Back in the late 1980s I got to know their biological father, who himself had suffered from mental illness (his marriage to their mother had fallen apart because of it). However, he was dealing with his issues and at the time of his death about 20 years ago was eulogized as an advocate for fellow sufferers.

That's not all. When he learned that I knew several of his daughters (there were seven siblings), he proceeded to tell me that he had actually taught his kids to reject racism on not just a personal level but a systemic one as well. He said that he even took them to poorer neighborhoods to point out "how some people are forced to live." He was so extremely passionate about racial justice that he even asked me how they had conducted themselves when it came to such matters. (Their late mother had also supported racial justice; indeed, they had moved to Wilkinsburg precisely because of the diversity.)

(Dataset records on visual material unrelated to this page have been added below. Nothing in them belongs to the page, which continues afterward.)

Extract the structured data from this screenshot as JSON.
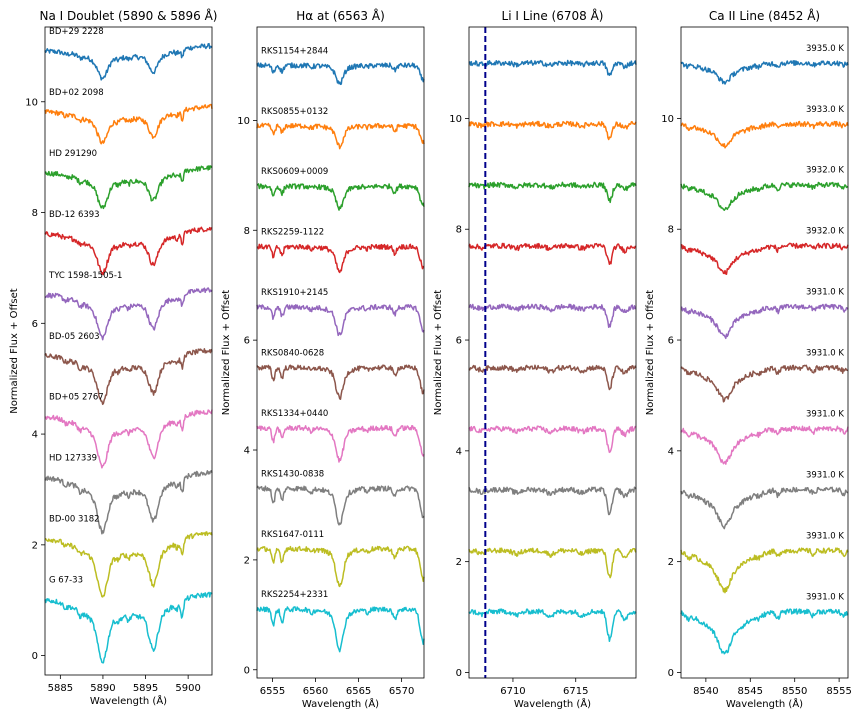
{
  "chart_data": [
    {
      "type": "line",
      "title": "Na I Doublet (5890 & 5896 Å)",
      "xlabel": "Wavelength (Å)",
      "ylabel": "Normalized Flux + Offset",
      "xlim": [
        5883.2,
        5902.8
      ],
      "ylim": [
        -0.35,
        11.35
      ],
      "xticks": [
        5885,
        5890,
        5895,
        5900
      ],
      "yticks": [
        0,
        2,
        4,
        6,
        8,
        10
      ],
      "label_position": "left",
      "series": [
        {
          "name": "BD+29 2228",
          "offset": 11.0
        },
        {
          "name": "BD+02 2098",
          "offset": 9.9
        },
        {
          "name": "HD 291290",
          "offset": 8.8
        },
        {
          "name": "BD-12 6393",
          "offset": 7.7
        },
        {
          "name": "TYC 1598-1505-1",
          "offset": 6.6
        },
        {
          "name": "BD-05 2603",
          "offset": 5.5
        },
        {
          "name": "BD+05 2767",
          "offset": 4.4
        },
        {
          "name": "HD 127339",
          "offset": 3.3
        },
        {
          "name": "BD-00 3182",
          "offset": 2.2
        },
        {
          "name": "G 67-33",
          "offset": 1.1
        }
      ]
    },
    {
      "type": "line",
      "title": "Hα at (6563 Å)",
      "xlabel": "Wavelength (Å)",
      "ylabel": "Normalized Flux + Offset",
      "xlim": [
        6553.2,
        6572.6
      ],
      "ylim": [
        -0.15,
        11.7
      ],
      "xticks": [
        6555,
        6560,
        6565,
        6570
      ],
      "yticks": [
        0,
        2,
        4,
        6,
        8,
        10
      ],
      "label_position": "left",
      "series": [
        {
          "name": "RKS1154+2844",
          "offset": 11.0
        },
        {
          "name": "RKS0855+0132",
          "offset": 9.9
        },
        {
          "name": "RKS0609+0009",
          "offset": 8.8
        },
        {
          "name": "RKS2259-1122",
          "offset": 7.7
        },
        {
          "name": "RKS1910+2145",
          "offset": 6.6
        },
        {
          "name": "RKS0840-0628",
          "offset": 5.5
        },
        {
          "name": "RKS1334+0440",
          "offset": 4.4
        },
        {
          "name": "RKS1430-0838",
          "offset": 3.3
        },
        {
          "name": "RKS1647-0111",
          "offset": 2.2
        },
        {
          "name": "RKS2254+2331",
          "offset": 1.1
        }
      ]
    },
    {
      "type": "line",
      "title": "Li I Line (6708 Å)",
      "xlabel": "Wavelength (Å)",
      "ylabel": "Normalized Flux + Offset",
      "xlim": [
        6706.5,
        6719.8
      ],
      "ylim": [
        -0.1,
        11.65
      ],
      "xticks": [
        6710,
        6715
      ],
      "yticks": [
        0,
        2,
        4,
        6,
        8,
        10
      ],
      "reference_line_x": 6707.8,
      "series": [
        {
          "offset": 11.0
        },
        {
          "offset": 9.9
        },
        {
          "offset": 8.8
        },
        {
          "offset": 7.7
        },
        {
          "offset": 6.6
        },
        {
          "offset": 5.5
        },
        {
          "offset": 4.4
        },
        {
          "offset": 3.3
        },
        {
          "offset": 2.2
        },
        {
          "offset": 1.1
        }
      ]
    },
    {
      "type": "line",
      "title": "Ca II Line (8452 Å)",
      "xlabel": "Wavelength (Å)",
      "ylabel": "Normalized Flux + Offset",
      "xlim": [
        8537.2,
        8556.0
      ],
      "ylim": [
        -0.1,
        11.65
      ],
      "xticks": [
        8540,
        8545,
        8550,
        8555
      ],
      "yticks": [
        0,
        2,
        4,
        6,
        8,
        10
      ],
      "label_position": "right",
      "series": [
        {
          "name": "3935.0 K",
          "offset": 11.0
        },
        {
          "name": "3933.0 K",
          "offset": 9.9
        },
        {
          "name": "3932.0 K",
          "offset": 8.8
        },
        {
          "name": "3932.0 K",
          "offset": 7.7
        },
        {
          "name": "3931.0 K",
          "offset": 6.6
        },
        {
          "name": "3931.0 K",
          "offset": 5.5
        },
        {
          "name": "3931.0 K",
          "offset": 4.4
        },
        {
          "name": "3931.0 K",
          "offset": 3.3
        },
        {
          "name": "3931.0 K",
          "offset": 2.2
        },
        {
          "name": "3931.0 K",
          "offset": 1.1
        }
      ]
    }
  ],
  "colors": [
    "#1f77b4",
    "#ff7f0e",
    "#2ca02c",
    "#d62728",
    "#9467bd",
    "#8c564b",
    "#e377c2",
    "#7f7f7f",
    "#bcbd22",
    "#17becf"
  ],
  "reference_line_color": "#00008b"
}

I never recalled it being an issue, so that's what I told him.

You see the contrast here. See, all Taylor saw was the color of a man's skin; he allowed that anger over legitimate historic injustices to get to him, never taking the responsibility for his attitudes and actions -- and yet the stepchildren of one of his victims had learned better. Nor did Taylor to my knowledge humble himself and seek help for his condition, unlike their dad.

You can thus understand my revulsion when one of my black militant then-co-workers began displaying a picture of Taylor on her desk at work, as if he were the primary victim, and to this day I wish I had given her a piece of my mind. Because she didn't have, or apparently care to know, the whole story.